The participants were randomly divided into training set (N = 1068) and test set (N = 464) with the ratio of 7:3, which were used to establish readmission prediction models and test the accuracy (ACC) of the models, respectively. Baseline characteristics between training and test sets were compared using independent t test, Mann-Whitney U test, or Chi-square test, respectively. The variable selection was performed using the LASSO (Least absolute shrinkage and selection operator) regression in training group. 10-fold cross-validation was used to compute the optimal lambda shrinkage coefficient that minimized cross-validated error and the largest value of lambda within one standard error (lambada 1se) of this optimal value. Using the training dataset, we trained and developed two prediction models including XGBoost model and logistic regression model (generalize linear model) as classifiers for outcome prediction. The trained logistic regression is detailed in https://shengsong.shinyapps.io/ readmission_at _3_ months_in_HF_patient. To tune the hyperparameters of the XGBoost classifier and evaluate its performance, we obtained 10-fold cross-validation performance for each iteration and selected the iteration value that generated the best performance[21]. With XGBoost, we extracted the results of gain, cover, frequency and importance from the XGBoost output to evaluate the importance of the features. In this paper, the SHapley Additive exPlanations (SHAP), a model-agnostic explanation technique derived from cooperative game theory, was also used to quantify the importance of clinical features and their relationship to readmission for the XGBoost model [22].

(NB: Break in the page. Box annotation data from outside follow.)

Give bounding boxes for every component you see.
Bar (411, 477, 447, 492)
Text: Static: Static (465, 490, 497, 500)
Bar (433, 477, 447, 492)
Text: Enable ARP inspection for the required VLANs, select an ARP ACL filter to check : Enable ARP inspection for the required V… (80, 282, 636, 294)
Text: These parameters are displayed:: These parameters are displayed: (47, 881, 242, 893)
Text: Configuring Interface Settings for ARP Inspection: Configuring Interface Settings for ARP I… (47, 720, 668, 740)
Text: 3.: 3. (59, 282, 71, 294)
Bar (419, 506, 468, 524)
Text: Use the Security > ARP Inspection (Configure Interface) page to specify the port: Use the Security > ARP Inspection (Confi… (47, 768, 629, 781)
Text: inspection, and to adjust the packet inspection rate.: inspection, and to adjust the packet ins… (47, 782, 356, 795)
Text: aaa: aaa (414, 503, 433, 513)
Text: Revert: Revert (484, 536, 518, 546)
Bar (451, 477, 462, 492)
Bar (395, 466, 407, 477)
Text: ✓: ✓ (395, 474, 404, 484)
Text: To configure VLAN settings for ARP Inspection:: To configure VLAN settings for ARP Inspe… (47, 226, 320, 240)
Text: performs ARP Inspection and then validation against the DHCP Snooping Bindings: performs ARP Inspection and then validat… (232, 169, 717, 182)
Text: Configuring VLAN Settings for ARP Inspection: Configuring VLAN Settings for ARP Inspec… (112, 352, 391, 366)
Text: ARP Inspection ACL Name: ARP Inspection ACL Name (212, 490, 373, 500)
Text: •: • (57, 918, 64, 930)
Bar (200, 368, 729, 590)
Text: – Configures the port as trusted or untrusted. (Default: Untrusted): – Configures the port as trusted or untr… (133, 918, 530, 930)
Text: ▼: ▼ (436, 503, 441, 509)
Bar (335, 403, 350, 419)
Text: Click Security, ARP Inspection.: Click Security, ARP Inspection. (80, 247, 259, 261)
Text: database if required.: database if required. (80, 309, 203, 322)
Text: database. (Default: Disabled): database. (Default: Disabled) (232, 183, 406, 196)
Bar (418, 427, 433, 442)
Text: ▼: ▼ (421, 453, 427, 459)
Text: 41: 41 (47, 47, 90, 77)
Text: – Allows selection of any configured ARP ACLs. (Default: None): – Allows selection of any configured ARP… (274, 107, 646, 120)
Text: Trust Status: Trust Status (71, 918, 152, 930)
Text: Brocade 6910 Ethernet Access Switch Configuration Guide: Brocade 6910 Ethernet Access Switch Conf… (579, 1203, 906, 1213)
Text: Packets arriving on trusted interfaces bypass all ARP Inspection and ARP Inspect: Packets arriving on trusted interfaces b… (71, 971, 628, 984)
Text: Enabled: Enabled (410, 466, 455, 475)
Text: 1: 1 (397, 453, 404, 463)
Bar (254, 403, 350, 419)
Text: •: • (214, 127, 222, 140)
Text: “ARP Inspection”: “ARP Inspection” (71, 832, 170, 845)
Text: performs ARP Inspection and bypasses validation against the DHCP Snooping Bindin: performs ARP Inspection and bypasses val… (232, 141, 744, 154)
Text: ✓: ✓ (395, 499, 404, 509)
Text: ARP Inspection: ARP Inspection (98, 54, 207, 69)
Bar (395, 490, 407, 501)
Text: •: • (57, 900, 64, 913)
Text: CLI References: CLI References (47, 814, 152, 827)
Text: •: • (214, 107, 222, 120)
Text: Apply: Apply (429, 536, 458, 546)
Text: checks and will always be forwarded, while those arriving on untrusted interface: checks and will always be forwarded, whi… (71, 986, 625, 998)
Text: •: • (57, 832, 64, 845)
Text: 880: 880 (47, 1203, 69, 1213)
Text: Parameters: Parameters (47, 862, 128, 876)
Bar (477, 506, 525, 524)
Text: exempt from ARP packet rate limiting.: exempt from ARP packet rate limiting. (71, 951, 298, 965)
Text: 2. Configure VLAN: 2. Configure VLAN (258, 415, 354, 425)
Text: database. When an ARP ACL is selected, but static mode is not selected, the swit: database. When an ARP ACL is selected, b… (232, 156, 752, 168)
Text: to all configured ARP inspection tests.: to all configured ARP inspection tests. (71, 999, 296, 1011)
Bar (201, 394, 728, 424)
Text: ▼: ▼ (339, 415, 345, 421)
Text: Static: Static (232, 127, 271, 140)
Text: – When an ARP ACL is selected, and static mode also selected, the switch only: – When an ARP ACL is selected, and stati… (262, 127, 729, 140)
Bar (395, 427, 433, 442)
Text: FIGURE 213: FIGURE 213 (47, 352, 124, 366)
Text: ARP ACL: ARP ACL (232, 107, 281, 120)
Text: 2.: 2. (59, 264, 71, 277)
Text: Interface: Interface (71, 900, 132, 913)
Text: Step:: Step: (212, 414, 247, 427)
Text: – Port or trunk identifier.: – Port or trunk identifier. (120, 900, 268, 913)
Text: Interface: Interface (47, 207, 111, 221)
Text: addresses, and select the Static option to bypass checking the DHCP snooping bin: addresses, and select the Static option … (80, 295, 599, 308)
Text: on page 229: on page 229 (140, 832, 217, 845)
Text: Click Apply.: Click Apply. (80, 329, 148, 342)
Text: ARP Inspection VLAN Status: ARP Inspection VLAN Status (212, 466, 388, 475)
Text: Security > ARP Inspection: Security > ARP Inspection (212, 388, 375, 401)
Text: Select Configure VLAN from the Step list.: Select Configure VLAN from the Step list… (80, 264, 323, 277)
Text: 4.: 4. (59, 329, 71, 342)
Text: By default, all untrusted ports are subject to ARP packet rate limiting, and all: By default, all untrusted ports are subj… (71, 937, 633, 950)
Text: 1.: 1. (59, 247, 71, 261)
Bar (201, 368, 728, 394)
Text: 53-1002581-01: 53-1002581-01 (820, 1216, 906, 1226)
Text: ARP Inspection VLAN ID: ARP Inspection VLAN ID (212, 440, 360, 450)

The XGBoost model and logistic regression model were tested using separate test set and the prediction performance of the trained models in test set was estimated using area under curve (AUC), kappa score, ACC, balanced ACC, ACC > no information rate (NIR) metric of McNamar’s Chi-square test, sensitivity, specificity, positive predictive value, negative predictive value, precision, recall, F1 score, detection rate and detection prevalence. Generally speaking, kappa could be classified as poor (< 0.0), slight (0.00–0.20), fair (0.21–0.40), moderate (0.41–0.60), substantial (0.61–0.80), or almost perfect (0.80–1.00) and AUC values were clarified as AUC = 0.5: no discrimination; 0.5 < AUC < 0.7: poor discrimination; 0.7 ≤ AUC < 0.8: acceptable discrimination; 0.8 ≤ AUC < 0.9: excellent discrimination; AUC ≥ 0.9: outstanding discrimination. For additional test, we also compared our XGBoost approach against the logistic regression model in test set. The predictive performance of the two models was compared using several metrics described above. The comparison of AUCs between the two models was performed with the DeLong test.